Viktor Silberer

Viktor Silberer
Viktor Silberer
Viktor Silberer (Skulptur von Viktor Tilgner, Foto von Josef Löwy)
Gedenktafel für Viktor Silberer und die Gründung des Wiener Aero-Clubs und des Österreichischen Aero-Clubs

Viktor Silberer (auch: Victor; * 23. Oktober 1846 in Wien; † 11. April 1924 ebenda) war ein österreichischer Journalist, Schriftsteller, Politiker und Pionier der österreichischen Luftfahrt.

Inhaltsverzeichnis

Leben

Der in kleinbürgerlichen Verhältnissen geborene Viktor Silberer hatte nach eigenen Angaben[1] als siebenjähriger Knabe im Jahr 1853 den französischen Luftfahrer Eugêne Godar (vom Garten der Sofiensäle) mit dem Ballon „auffahren“ gesehen.[2] Von da an sei es sein sehnlichster Wunsch gewesen, einmal eine Luftfahrt mitmachen zu können. Er erhielt eine kaufmännische Ausbildung und arbeitete zunächst in der Anglo-Österreichischen Bank und danach als Redakteur bei einer Zeitung.

1868 ging Silberer in die Vereinigten Staaten von Amerika, wo er als Redakteur in New York City arbeitete, aber auch für das Wiener Fremdenblatt und die Abendzeitung schrieb. 1869 gelang es ihm während seines Amerikaaufenthaltes seinen Jugendtraum zu verwirklichen, was ihn jedoch weiter dazu antrieb, selbst einen Ballon besitzen zu wollen. Er kehrte aus den USA nach Wien zurück und gründete hier das Wiener Salonblatt. Als Korrespondent der Neuen Freien Presse war er 1870/1871 beim Deutsch-Französischen Krieg dabei. 1873 war er Chefredakteur der Militär-Zeitung, die er 1874 erwarb und 1880 gründete er die Allgemeine Sport-Zeitung, die erste Sportzeitung der Donaumonarchie.

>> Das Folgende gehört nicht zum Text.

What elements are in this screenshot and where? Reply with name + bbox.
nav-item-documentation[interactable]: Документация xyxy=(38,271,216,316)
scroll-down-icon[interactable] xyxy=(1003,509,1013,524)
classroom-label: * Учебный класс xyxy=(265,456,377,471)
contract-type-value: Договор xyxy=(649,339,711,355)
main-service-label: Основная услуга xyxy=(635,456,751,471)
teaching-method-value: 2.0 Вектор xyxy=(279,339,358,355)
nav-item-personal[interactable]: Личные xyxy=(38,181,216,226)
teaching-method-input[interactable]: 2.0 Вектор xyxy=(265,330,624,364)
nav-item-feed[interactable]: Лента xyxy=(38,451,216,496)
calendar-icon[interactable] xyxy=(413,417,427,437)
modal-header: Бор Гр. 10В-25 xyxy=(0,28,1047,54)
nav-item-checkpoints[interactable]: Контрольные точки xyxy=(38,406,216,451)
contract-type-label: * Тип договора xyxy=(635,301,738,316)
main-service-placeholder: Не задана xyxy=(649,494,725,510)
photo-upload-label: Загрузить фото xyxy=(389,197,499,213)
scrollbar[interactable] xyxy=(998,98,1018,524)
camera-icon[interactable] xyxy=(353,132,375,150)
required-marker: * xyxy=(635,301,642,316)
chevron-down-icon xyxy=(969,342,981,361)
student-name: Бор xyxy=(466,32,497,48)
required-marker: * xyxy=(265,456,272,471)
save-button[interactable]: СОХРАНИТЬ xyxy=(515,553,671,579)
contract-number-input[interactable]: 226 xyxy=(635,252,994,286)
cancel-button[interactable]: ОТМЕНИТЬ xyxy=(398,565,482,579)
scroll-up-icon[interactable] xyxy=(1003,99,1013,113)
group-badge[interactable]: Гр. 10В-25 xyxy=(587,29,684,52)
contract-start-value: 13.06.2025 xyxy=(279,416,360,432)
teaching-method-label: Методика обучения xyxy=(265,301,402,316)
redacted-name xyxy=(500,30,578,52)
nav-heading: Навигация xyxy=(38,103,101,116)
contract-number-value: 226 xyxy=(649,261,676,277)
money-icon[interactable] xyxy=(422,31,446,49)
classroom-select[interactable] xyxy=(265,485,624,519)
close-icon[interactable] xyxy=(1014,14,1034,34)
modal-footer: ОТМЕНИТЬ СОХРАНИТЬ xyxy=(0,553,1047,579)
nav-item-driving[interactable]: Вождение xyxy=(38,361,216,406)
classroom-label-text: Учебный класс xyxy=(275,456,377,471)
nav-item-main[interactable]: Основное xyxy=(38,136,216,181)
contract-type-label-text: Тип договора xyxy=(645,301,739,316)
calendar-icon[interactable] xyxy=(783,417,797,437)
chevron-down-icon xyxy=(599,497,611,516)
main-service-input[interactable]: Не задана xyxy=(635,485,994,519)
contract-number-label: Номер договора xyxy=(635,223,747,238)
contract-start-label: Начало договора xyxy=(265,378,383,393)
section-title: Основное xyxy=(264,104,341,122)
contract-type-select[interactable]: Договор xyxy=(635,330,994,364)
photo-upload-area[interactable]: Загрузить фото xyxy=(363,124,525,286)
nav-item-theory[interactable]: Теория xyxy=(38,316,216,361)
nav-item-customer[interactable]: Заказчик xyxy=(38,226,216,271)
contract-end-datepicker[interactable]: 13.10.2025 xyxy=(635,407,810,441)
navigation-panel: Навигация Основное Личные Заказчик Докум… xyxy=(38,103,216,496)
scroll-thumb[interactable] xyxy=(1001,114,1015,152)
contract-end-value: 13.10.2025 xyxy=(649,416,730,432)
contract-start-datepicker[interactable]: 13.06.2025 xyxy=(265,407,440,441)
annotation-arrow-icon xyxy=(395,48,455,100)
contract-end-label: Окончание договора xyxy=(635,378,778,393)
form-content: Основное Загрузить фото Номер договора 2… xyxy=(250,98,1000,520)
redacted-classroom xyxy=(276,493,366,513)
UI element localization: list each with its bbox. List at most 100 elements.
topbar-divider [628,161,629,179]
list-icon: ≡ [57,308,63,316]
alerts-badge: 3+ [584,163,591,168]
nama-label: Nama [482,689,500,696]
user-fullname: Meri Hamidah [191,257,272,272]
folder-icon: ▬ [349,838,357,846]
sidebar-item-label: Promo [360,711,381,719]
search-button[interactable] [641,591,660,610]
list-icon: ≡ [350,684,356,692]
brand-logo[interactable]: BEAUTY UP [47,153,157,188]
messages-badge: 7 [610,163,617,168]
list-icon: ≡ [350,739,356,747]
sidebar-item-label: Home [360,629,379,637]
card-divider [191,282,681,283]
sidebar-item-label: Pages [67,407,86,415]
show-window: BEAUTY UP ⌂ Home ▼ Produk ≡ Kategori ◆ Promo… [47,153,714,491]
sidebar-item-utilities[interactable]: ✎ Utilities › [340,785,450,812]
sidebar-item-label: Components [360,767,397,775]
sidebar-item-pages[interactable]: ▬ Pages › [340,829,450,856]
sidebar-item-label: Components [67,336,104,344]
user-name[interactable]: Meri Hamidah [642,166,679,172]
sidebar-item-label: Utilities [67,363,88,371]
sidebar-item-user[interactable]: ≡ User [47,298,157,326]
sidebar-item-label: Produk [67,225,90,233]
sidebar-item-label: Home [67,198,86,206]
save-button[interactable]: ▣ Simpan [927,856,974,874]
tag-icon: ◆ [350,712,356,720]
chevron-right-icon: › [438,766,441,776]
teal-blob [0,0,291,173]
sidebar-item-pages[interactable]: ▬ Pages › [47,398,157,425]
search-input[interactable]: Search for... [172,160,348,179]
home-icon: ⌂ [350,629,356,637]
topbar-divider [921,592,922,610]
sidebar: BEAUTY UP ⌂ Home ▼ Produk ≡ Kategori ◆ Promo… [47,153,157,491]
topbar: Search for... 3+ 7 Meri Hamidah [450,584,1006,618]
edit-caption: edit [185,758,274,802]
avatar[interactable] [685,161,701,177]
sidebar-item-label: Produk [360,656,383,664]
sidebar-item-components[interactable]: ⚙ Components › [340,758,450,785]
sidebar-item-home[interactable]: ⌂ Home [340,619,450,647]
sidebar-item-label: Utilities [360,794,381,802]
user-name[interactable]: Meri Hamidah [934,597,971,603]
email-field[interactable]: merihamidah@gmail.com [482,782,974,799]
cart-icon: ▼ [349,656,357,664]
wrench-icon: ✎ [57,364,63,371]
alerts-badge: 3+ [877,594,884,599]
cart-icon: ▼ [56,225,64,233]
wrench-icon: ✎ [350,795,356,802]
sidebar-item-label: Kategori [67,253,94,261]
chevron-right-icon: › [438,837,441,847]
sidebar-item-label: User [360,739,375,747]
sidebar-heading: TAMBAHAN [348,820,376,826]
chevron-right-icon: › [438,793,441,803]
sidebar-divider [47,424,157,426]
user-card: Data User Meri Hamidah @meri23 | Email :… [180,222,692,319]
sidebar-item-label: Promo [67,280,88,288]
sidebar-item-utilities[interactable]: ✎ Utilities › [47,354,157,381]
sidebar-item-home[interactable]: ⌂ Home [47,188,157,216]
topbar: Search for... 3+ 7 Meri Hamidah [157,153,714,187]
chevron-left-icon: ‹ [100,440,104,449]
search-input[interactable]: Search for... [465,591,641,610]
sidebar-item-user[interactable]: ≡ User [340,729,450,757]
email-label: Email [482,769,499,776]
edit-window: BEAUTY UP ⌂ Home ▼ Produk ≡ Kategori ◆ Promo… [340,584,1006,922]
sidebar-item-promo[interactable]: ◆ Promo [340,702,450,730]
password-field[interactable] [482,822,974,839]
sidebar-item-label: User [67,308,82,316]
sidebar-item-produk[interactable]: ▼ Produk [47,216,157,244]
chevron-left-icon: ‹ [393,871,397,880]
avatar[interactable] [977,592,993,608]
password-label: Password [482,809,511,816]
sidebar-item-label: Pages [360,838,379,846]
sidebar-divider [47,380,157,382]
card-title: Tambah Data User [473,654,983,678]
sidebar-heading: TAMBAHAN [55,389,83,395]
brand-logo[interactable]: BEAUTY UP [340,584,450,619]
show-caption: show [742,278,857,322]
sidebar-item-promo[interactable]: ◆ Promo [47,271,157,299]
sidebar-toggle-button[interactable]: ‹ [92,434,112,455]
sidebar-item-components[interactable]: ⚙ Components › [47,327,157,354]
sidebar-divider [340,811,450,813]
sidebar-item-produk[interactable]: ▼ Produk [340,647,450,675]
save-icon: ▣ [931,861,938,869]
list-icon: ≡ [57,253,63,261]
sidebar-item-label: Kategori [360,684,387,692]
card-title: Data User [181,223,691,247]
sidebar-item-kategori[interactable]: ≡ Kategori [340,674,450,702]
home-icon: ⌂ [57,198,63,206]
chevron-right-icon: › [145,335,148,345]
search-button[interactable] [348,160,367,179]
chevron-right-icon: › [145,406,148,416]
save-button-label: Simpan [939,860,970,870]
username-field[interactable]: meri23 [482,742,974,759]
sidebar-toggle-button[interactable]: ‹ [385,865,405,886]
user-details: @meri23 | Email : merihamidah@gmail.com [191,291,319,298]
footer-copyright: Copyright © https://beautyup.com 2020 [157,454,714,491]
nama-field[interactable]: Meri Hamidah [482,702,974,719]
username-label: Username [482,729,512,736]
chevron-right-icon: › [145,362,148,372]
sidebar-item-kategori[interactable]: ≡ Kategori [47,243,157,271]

Silberer hatte zwischenzeitlich seinen Wunsch selbst einen Ballon zu besitzen verdrängt. 1881 kam er jedoch mit Eugêne Godard – nun durch dessen „Wiener Luftfahrten“ – persönlich zusammen und konnte mit diesem an einer „Auffahrt“ teilnehmen. Damit war sein Entschluss gefasst und er erklärte seinen zweifelnden Freunden im Herbst 1881: „Auf’s Jahr werde ich selbst in meinem eigenen Ballon auffahren!“ Es dauerte noch bis Juni 1882, bis er nach Paris fuhr und bei der Firma Brissonnet seinen Ballon bester Qualität mit 1.100 Kubikmeter Rauminhalt bestellte, zu liefern binnen sechs Wochen. Am 10. August 1882 lieferte Brissonnet junior den Ballon, der auf (die) Vindobona getauft wurde. Bei einer angekündigten Probefüllung vor rund 200 Menschen, vor allem Journalisten und persönliche Bekannte, machte Silberer überraschend seine erste „Auffahrt“ mit seinem Ballon: „Man kann sich das Erstaunen der Bevölkerung Wiens vorstellen, die mit Spannung den Sonntag [13. August] erwartete, als plötzlich am Freitag Abends schon der vielbesprochene Silberer’sche Luftballon, an den man noch immer nicht recht glauben wollte, mit einem Male ober Wien erschien.“[3] Wegen des Ringtheaterbrandes im Dezember 1881 machten ihm die „hohen Behörden“ Schwierigkeiten, da sie jede mögliche Verantwortung bei einem Unglück von sich geschoben wissen wollten. So gelang es ihm vorerst nur eine Erlaubnis für drei „Auffahrten“ mit Brissonnet junior zu bekommen. Danach musste er mit dem für vier Personen zugelassenen Ballon voerst allein fahren, um erst später Genehmigungen zur Mitnahme von jeweils zwei „Gehilfen“ oder „Assistenten“ zu bekommen. Es folgten im Laufe des Jahres 1882 rund 150 Fahrten mit der „Vindobona“ mit verschiedenen Mitfahrenden, unter ihnen auch sein späterer Co-Autor einiger Werke, Georg Ernst.[1] Silberer wurde damit zu einem Pionier der Aeronautik. Für seinen Ballon besaß er im Wiener Prater eine Ballonhalle mit eigenem Gasanschluss.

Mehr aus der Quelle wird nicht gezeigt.